Ela se levantou, caminhando lentamente em direção à janela de madeira. Foi quando notou a praia bem na frente da casa. O último dia tinha sido tão agitado, que mal tinha reparado em qualquer coisa além daquele homem bonito que a deixava tão confusa. A água cristalina batia forte contra a areia, fazendo uma espuma branca aparecer. Alguns pássaros também voavam feliz – bom, ela não podia ter certeza, mas eles eram livres e, para ela, aquilo deveria bastar para ser feliz. Como queria sentir aquela areia sob os pés. Talvez já estivesse quentinha. Seria maravilhoso. Estava tão destruída que não reparou que Guilherme lhe observava.

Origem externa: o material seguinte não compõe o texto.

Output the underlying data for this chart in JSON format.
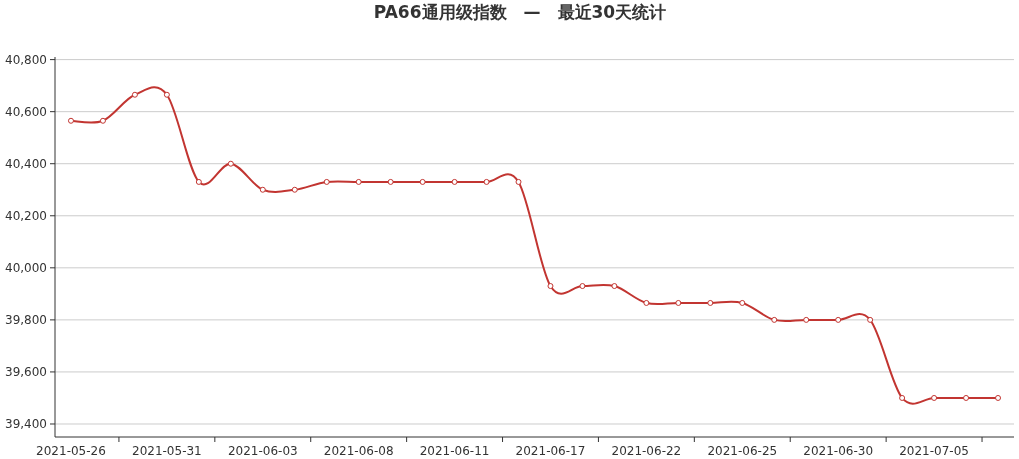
{
  "chart_data": {
    "type": "line",
    "title": "PA66通用级指数　—　最近30天统计",
    "categories": [
      "2021-05-26",
      null,
      null,
      "2021-05-31",
      null,
      null,
      "2021-06-03",
      null,
      null,
      "2021-06-08",
      null,
      null,
      "2021-06-11",
      null,
      null,
      "2021-06-17",
      null,
      null,
      "2021-06-22",
      null,
      null,
      "2021-06-25",
      null,
      null,
      "2021-06-30",
      null,
      null,
      "2021-07-05",
      null,
      null
    ],
    "series": [
      {
        "color": "#c23531",
        "values": [
          40565,
          40565,
          40665,
          40665,
          40330,
          40400,
          40300,
          40300,
          40330,
          40330,
          40330,
          40330,
          40330,
          40330,
          40330,
          39930,
          39930,
          39930,
          39865,
          39865,
          39865,
          39865,
          39800,
          39800,
          39800,
          39800,
          39500,
          39500,
          39500,
          39500
        ]
      }
    ],
    "ylim": [
      39350,
      40810
    ],
    "yticks": [
      {
        "value": 39400,
        "label": "39,400"
      },
      {
        "value": 39600,
        "label": "39,600"
      },
      {
        "value": 39800,
        "label": "39,800"
      },
      {
        "value": 40000,
        "label": "40,000"
      },
      {
        "value": 40200,
        "label": "40,200"
      },
      {
        "value": 40400,
        "label": "40,400"
      },
      {
        "value": 40600,
        "label": "40,600"
      },
      {
        "value": 40800,
        "label": "40,800"
      }
    ],
    "grid": "y",
    "marker": "circle",
    "line_style": "solid"
  }
}
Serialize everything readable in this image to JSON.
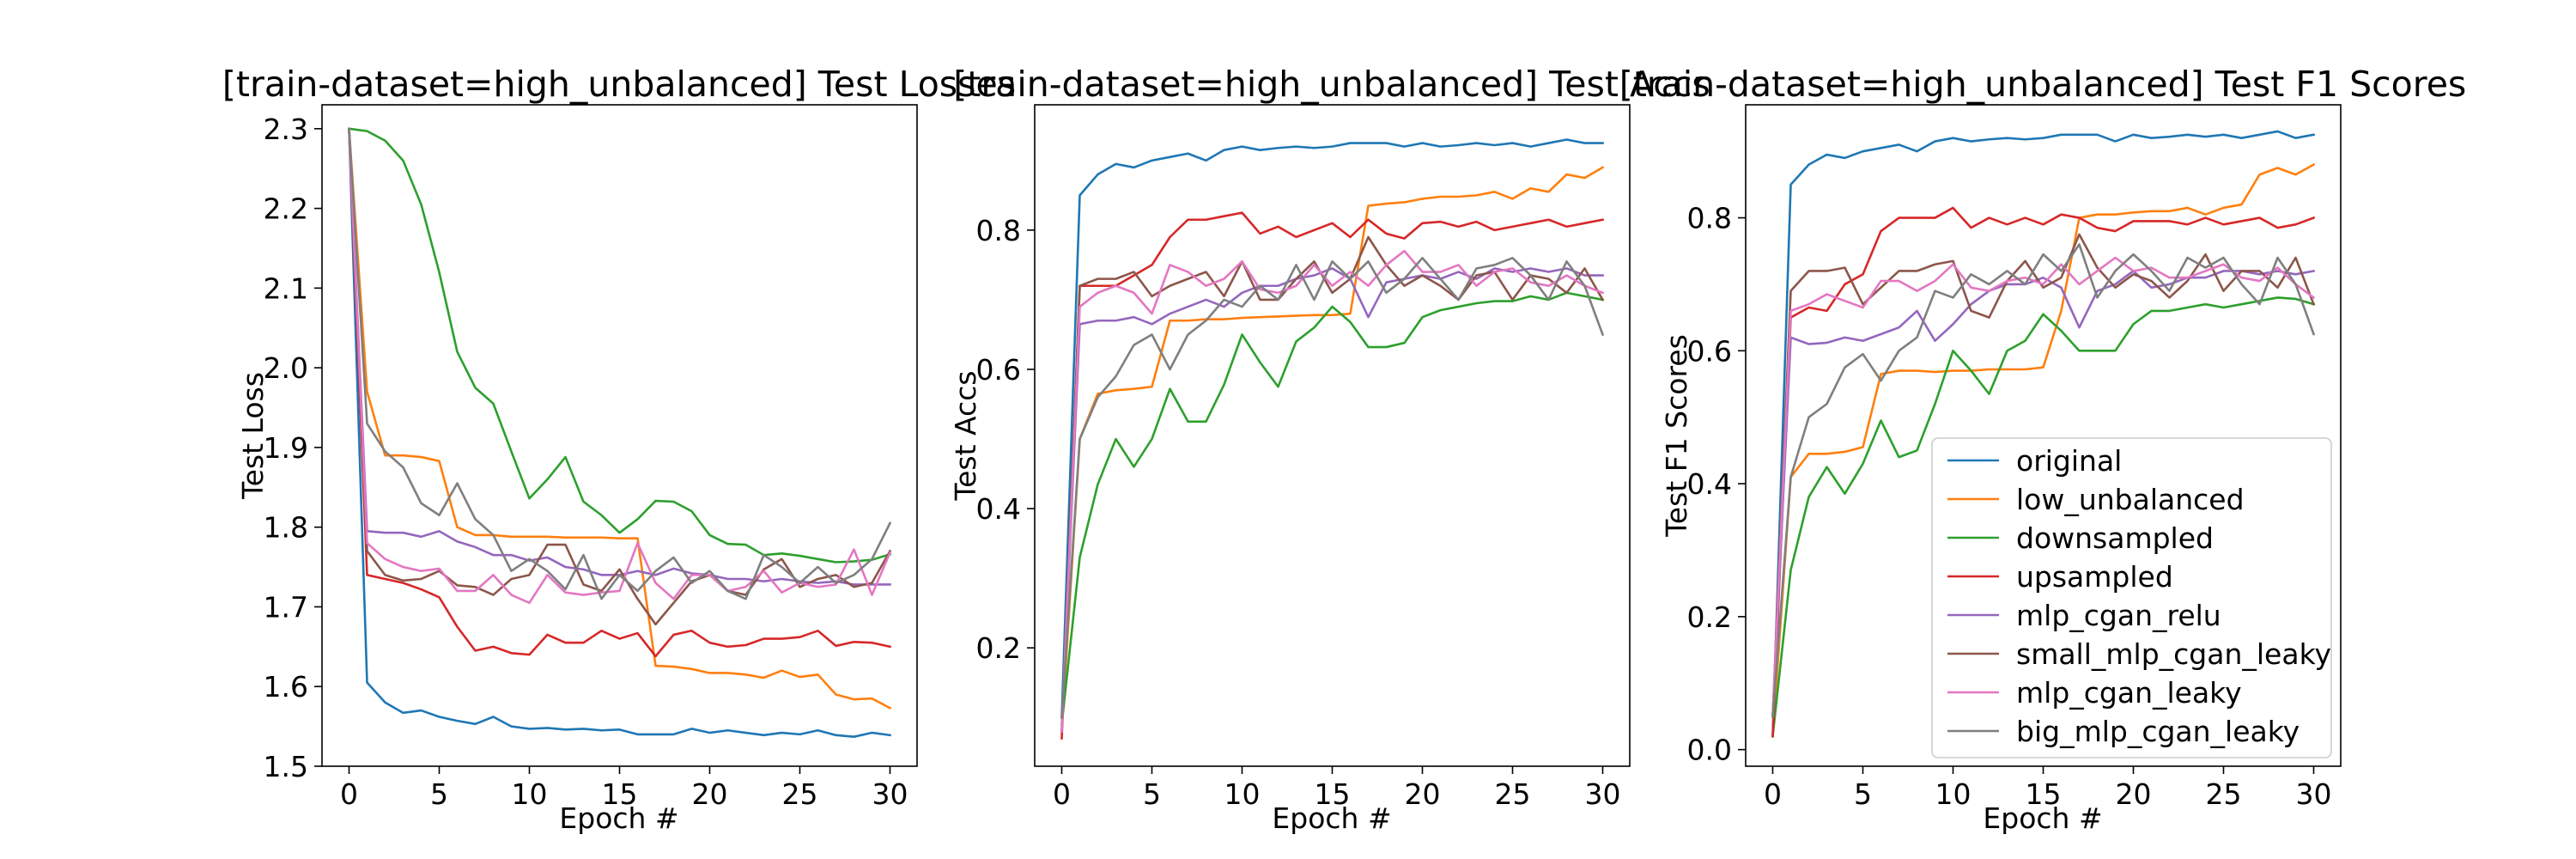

Ele entrou no quarto com o intuito de verificar se ela estava bem, no entanto, naquele momento, ele já não tinha certeza de que quem não estava bem era ela. Talvez fosse ele. Assim que a viu olhando tão impressionada para a paisagem do lado de fora, estacou no mesmo lugar. A pele negra, assim como os olhos escuros, brilhava sob a luz da maior estrela. Não conseguia se mexer, estava hipnotizado. Pela segunda vez, desde que ela a conhecera, viu o sorriso dela se abrir e sentiu seu coração responder imediatamente. Batia forte e rápido, quase que desesperado. Ela era muito bonita. Era o tipo de beleza diferente. O tipo de beleza que poucos saberiam apreciar. Ele sabia.

Um sobressalto. Foi a reação da negra ao virar-se e descobrir aquele homem a observando. Levou a mão ao coração, ele batia rápido. Ela só não tinha certeza se pelo susto ou por ter aqueles olhos azuis a encarando daquela jeito. Era um jeito bonito de se olhar alguém e ela gostou daquilo. Não era como o monstro costumava olhá-la, era diferente. Um diferente muito bom.

— Você está bem?

A resposta veio com um simples balançar de cabeça. Os dois se encaravam sem saber exatamente o que fazer. Qualquer movimento parecia perigoso demais naquele momento, então era melhor permaneceram parados. Talvez acabassem criando raízes naquele chão de madeira e, se ele tivesse sorte, uma de suas raízes poderia tocar uma das dela. Era um pensamento completamente sem cabimento e ele se repreendia mentalmente por pensar coisas daquele tipo. O que era aquilo? Será que não poderia mais ter controle sobre os próprios pensamentos?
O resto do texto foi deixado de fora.